Andy Bord, Flood Re’s CEO, has announced that leading UK insurers, Covea, Hiscox and RSA, have joined the Build Back Better scheme.
Launched by Flood Re back in April this year, the Build Back Better scheme is a joint initiative between the UK insurance industry and the UK Government to promote the availability and affordability of flood insurance.
With the addition of the three new members, the initiative has now gained the support of around 60% of the UK’s residential property insurance market.
The scheme promotes the availability and affordability of flood insurance and enables participating insurers to offer customers access to reimbursement costs of up to £10,000, over and above work to repair damage and loss caused by a flood.
Flood Re explains that the funds, which insurers can claim back, can be used to pay for the installation of flood resilience measures. This includes raised electrical sockets, self-closing air bricks, non-return valves, flood-resistant doors and the replacement of wooden floors with waterproof tiling and grout.
Flood Re adds that the scheme also covers the cost of surveys to understand the flood risk and potential mitigation of individual properties.
Tim Slattery, Personal Lines Underwriting Manager, Hiscox UK, commented, “Helping customers to better protect their homes from flooding is in everyone’s interest. Claims of this nature are distressing and disruptive and often lead to a great deal of waste and demand for new materials as the damage is repaired.
“This practical and innovative scheme will elevate the resilience of UK housing stock and help those who are affected by flooding return to their normal lives more quickly.”
Suzy Tiffany, Personal Lines Claims Director at RSA Insurance, added, “It’s clear that climate change is causing more frequent and severe weather events to take place, and we want to support our customers in protecting themselves against this increasing risk.
“It’s no small task, but it is important that the UK’s housing stock is futureproofed by strengthening flood resilience.
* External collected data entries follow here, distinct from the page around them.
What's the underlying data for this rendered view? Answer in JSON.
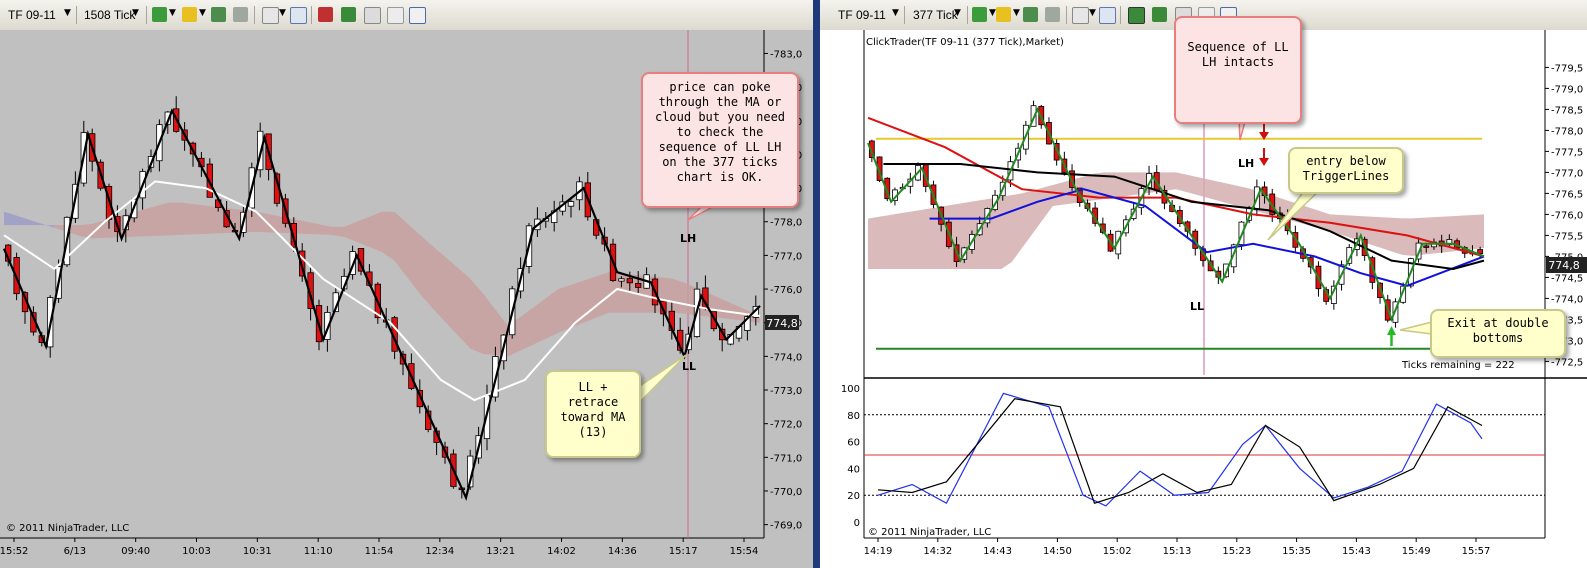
{
  "left": {
    "toolbar": {
      "instrument": "TF 09-11",
      "interval": "1508 Tick"
    },
    "copyright": "© 2011 NinjaTrader, LLC",
    "price_badge": "774,8",
    "annotations": {
      "ll_lh_sequence": [
        "price can poke",
        "through the MA or",
        "cloud but you need",
        "to check the",
        "sequence of LL LH",
        "on the 377 ticks",
        "chart is OK."
      ],
      "retrace": [
        "LL +",
        "retrace",
        "toward MA",
        "(13)"
      ],
      "lh_label": "LH",
      "ll_label": "LL"
    }
  },
  "right": {
    "toolbar": {
      "instrument": "TF 09-11",
      "interval": "377 Tick"
    },
    "chart_title": "ClickTrader(TF 09-11 (377 Tick),Market)",
    "copyright": "© 2011 NinjaTrader, LLC",
    "price_badge": "774,8",
    "ticks_remaining": "Ticks remaining = 222",
    "annotations": {
      "sequence": [
        "Sequence of LL",
        "LH intacts"
      ],
      "entry": [
        "entry below",
        "TriggerLines"
      ],
      "exit": [
        "Exit at double",
        "bottoms"
      ],
      "lh_label": "LH",
      "ll_label": "LL"
    }
  },
  "colors": {
    "bull": "#ffffff",
    "bear": "#dd1111",
    "zigzag_left": "#000000",
    "zigzag_right": "#228822",
    "ma_white": "#ffffff",
    "cloud_up": "#9c9cc8",
    "cloud_down": "#c8a0a0"
  },
  "chart_data": [
    {
      "type": "candlestick",
      "title": "",
      "interval": "1508 Tick",
      "ylim": [
        768.9,
        783.4
      ],
      "y_ticks": [
        "783,0",
        "782,0",
        "781,0",
        "780,0",
        "779,0",
        "778,0",
        "777,0",
        "776,0",
        "775,0",
        "774,0",
        "773,0",
        "772,0",
        "771,0",
        "770,0",
        "769,0"
      ],
      "x_ticks": [
        "15:52",
        "6/13",
        "09:40",
        "10:03",
        "10:31",
        "11:10",
        "11:54",
        "12:34",
        "13:21",
        "14:02",
        "14:36",
        "15:17",
        "15:54"
      ],
      "last_price": 774.8,
      "zigzag": [
        [
          0,
          777.2
        ],
        [
          5,
          774.3
        ],
        [
          10,
          780.6
        ],
        [
          14,
          777.5
        ],
        [
          20,
          781.3
        ],
        [
          28,
          777.5
        ],
        [
          31,
          780.5
        ],
        [
          38,
          774.5
        ],
        [
          42,
          777.0
        ],
        [
          55,
          769.8
        ],
        [
          63,
          777.8
        ],
        [
          69,
          779.0
        ],
        [
          73,
          776.5
        ],
        [
          77,
          776.2
        ],
        [
          81,
          774.0
        ],
        [
          83,
          775.8
        ],
        [
          86,
          774.5
        ],
        [
          90,
          775.5
        ]
      ],
      "ma_white": [
        [
          0,
          777.6
        ],
        [
          6,
          776.6
        ],
        [
          12,
          778.0
        ],
        [
          18,
          779.2
        ],
        [
          24,
          779.0
        ],
        [
          30,
          778.3
        ],
        [
          38,
          776.3
        ],
        [
          46,
          775.0
        ],
        [
          52,
          773.3
        ],
        [
          56,
          772.7
        ],
        [
          62,
          773.3
        ],
        [
          68,
          775.0
        ],
        [
          73,
          776.0
        ],
        [
          78,
          775.7
        ],
        [
          84,
          775.4
        ],
        [
          90,
          775.2
        ]
      ],
      "cloud_upper": [
        [
          0,
          777.9
        ],
        [
          10,
          777.9
        ],
        [
          20,
          778.6
        ],
        [
          30,
          778.3
        ],
        [
          40,
          777.8
        ],
        [
          46,
          778.4
        ],
        [
          50,
          777.5
        ],
        [
          56,
          776.2
        ],
        [
          60,
          774.9
        ],
        [
          66,
          776.0
        ],
        [
          72,
          776.5
        ],
        [
          80,
          776.3
        ],
        [
          90,
          775.2
        ]
      ],
      "cloud_lower": [
        [
          0,
          778.3
        ],
        [
          10,
          777.5
        ],
        [
          20,
          777.6
        ],
        [
          30,
          777.7
        ],
        [
          40,
          777.6
        ],
        [
          46,
          777.0
        ],
        [
          50,
          775.7
        ],
        [
          56,
          774.1
        ],
        [
          60,
          774.0
        ],
        [
          66,
          774.7
        ],
        [
          72,
          775.3
        ],
        [
          80,
          775.3
        ],
        [
          90,
          775.0
        ]
      ]
    },
    {
      "type": "candlestick",
      "title": "ClickTrader(TF 09-11 (377 Tick),Market)",
      "interval": "377 Tick",
      "ylim": [
        772.2,
        780.2
      ],
      "y_ticks": [
        "779,5",
        "779,0",
        "778,5",
        "778,0",
        "777,5",
        "777,0",
        "776,5",
        "776,0",
        "775,5",
        "775,0",
        "774,5",
        "774,0",
        "773,5",
        "773,0",
        "772,5"
      ],
      "x_ticks": [
        "14:19",
        "14:32",
        "14:43",
        "14:50",
        "15:02",
        "15:13",
        "15:23",
        "15:35",
        "15:43",
        "15:49",
        "15:57"
      ],
      "last_price": 774.8,
      "yellow_line": 777.8,
      "green_line": 772.8,
      "zigzag": [
        [
          0,
          777.7
        ],
        [
          3,
          776.3
        ],
        [
          7,
          777.1
        ],
        [
          12,
          774.9
        ],
        [
          17,
          776.4
        ],
        [
          22,
          778.5
        ],
        [
          27,
          776.6
        ],
        [
          32,
          775.2
        ],
        [
          37,
          776.9
        ],
        [
          42,
          775.5
        ],
        [
          46,
          774.4
        ],
        [
          51,
          776.6
        ],
        [
          56,
          775.3
        ],
        [
          60,
          774.0
        ],
        [
          64,
          775.5
        ],
        [
          68,
          773.5
        ],
        [
          72,
          775.3
        ],
        [
          76,
          775.3
        ],
        [
          80,
          775.0
        ]
      ],
      "red_ma": [
        [
          0,
          778.3
        ],
        [
          10,
          777.6
        ],
        [
          20,
          776.6
        ],
        [
          30,
          776.4
        ],
        [
          40,
          776.4
        ],
        [
          50,
          776.0
        ],
        [
          60,
          775.8
        ],
        [
          70,
          775.5
        ],
        [
          80,
          775.0
        ]
      ],
      "blue_ma": [
        [
          8,
          775.9
        ],
        [
          16,
          775.9
        ],
        [
          22,
          776.3
        ],
        [
          28,
          776.6
        ],
        [
          36,
          776.2
        ],
        [
          44,
          775.1
        ],
        [
          50,
          775.3
        ],
        [
          58,
          775.0
        ],
        [
          64,
          774.6
        ],
        [
          70,
          774.3
        ],
        [
          80,
          775.0
        ]
      ],
      "black_ma": [
        [
          2,
          777.2
        ],
        [
          12,
          777.2
        ],
        [
          22,
          777.0
        ],
        [
          32,
          776.9
        ],
        [
          42,
          776.3
        ],
        [
          52,
          776.1
        ],
        [
          60,
          775.6
        ],
        [
          68,
          774.9
        ],
        [
          76,
          774.7
        ],
        [
          80,
          774.9
        ]
      ],
      "cloud_upper": [
        [
          0,
          775.9
        ],
        [
          20,
          776.5
        ],
        [
          30,
          777.0
        ],
        [
          40,
          777.0
        ],
        [
          50,
          776.6
        ],
        [
          60,
          776.0
        ],
        [
          70,
          775.9
        ],
        [
          80,
          776.0
        ]
      ],
      "cloud_lower": [
        [
          0,
          774.7
        ],
        [
          18,
          774.7
        ],
        [
          24,
          776.2
        ],
        [
          40,
          776.6
        ],
        [
          50,
          776.1
        ],
        [
          60,
          775.6
        ],
        [
          70,
          775.0
        ],
        [
          80,
          775.2
        ]
      ],
      "oscillator": {
        "ylim": [
          0,
          100
        ],
        "y_ticks": [
          "100",
          "80",
          "60",
          "40",
          "20",
          "0"
        ],
        "levels": [
          80,
          50,
          20
        ],
        "blue": [
          [
            0,
            20
          ],
          [
            6,
            28
          ],
          [
            12,
            14
          ],
          [
            22,
            96
          ],
          [
            30,
            86
          ],
          [
            36,
            20
          ],
          [
            40,
            12
          ],
          [
            46,
            38
          ],
          [
            52,
            20
          ],
          [
            58,
            22
          ],
          [
            64,
            58
          ],
          [
            68,
            72
          ],
          [
            74,
            40
          ],
          [
            80,
            18
          ],
          [
            86,
            26
          ],
          [
            92,
            38
          ],
          [
            98,
            88
          ],
          [
            104,
            74
          ],
          [
            106,
            62
          ]
        ],
        "black": [
          [
            0,
            24
          ],
          [
            6,
            22
          ],
          [
            12,
            30
          ],
          [
            24,
            92
          ],
          [
            32,
            86
          ],
          [
            38,
            14
          ],
          [
            44,
            22
          ],
          [
            50,
            36
          ],
          [
            56,
            22
          ],
          [
            62,
            28
          ],
          [
            68,
            72
          ],
          [
            74,
            56
          ],
          [
            80,
            16
          ],
          [
            88,
            28
          ],
          [
            94,
            40
          ],
          [
            100,
            86
          ],
          [
            106,
            72
          ]
        ]
      }
    }
  ]
}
The Build Back Better scheme works towards that goal, and we’re delighted to be a part of it.”
The three new insurers join the initial participating insurers, Ageas, Aviva, NFU Mutual, Lloyds
Banking Group (Bank of Scotland, Halifax, and Lloyds Bank home insurance products) and LV=
From Sharm El-Sheikh, Andy Bord, CEO of Flood Re, commented, “UK insurers are leading the way in helping householders adapt to climate change, since COP26 insurers have turned their ambitions into action by joining the Build Back Better scheme.
Today I am delighted to welcome Covea, Hiscox and RSA to this important initiative. To have already secured the commitment of around 60% of the UK’s property insurance market with 8 of the UK’s major insurers, stands testimony to the commitment of the insurance industry to do what it can in the wake of climate change and really make a difference to customer outcomes.
“We are confident that more insurers will come on board in the next six months and that Build Back Better will soon be a standard offering within UK home insurance policies. The recent extreme weather across the UK this year has served to underline the impact that changing weather patterns are having in the UK, with one in four UK properties now predicted to be at risk of flooding from climate change. Increasing the resilience of the UK’s housing stock and reducing the trauma experienced by those being flooded has never been more prescient.
“Inflation and the Cost-of-Living Crisis, which are stretching both households and businesses, are also increasing claims costs in the wake of flood. Building back better will ensure that residential properties will not only be more resilient but will minimise future reinstatement and alternative accommodation costs in the event of further flood. This is good news for both the insurance market and customers, as we endeavour to ensure flood cover remains both accessible and affordable for customers.
“With the Flood Re scheme ending in 2039, it is essential the UK is able to manage the effects of climate change and increased flooding. The insurance industry cannot do this alone, their efforts must be combined with continued government investment in flood defences and a planning system that builds with flood risk in mind.”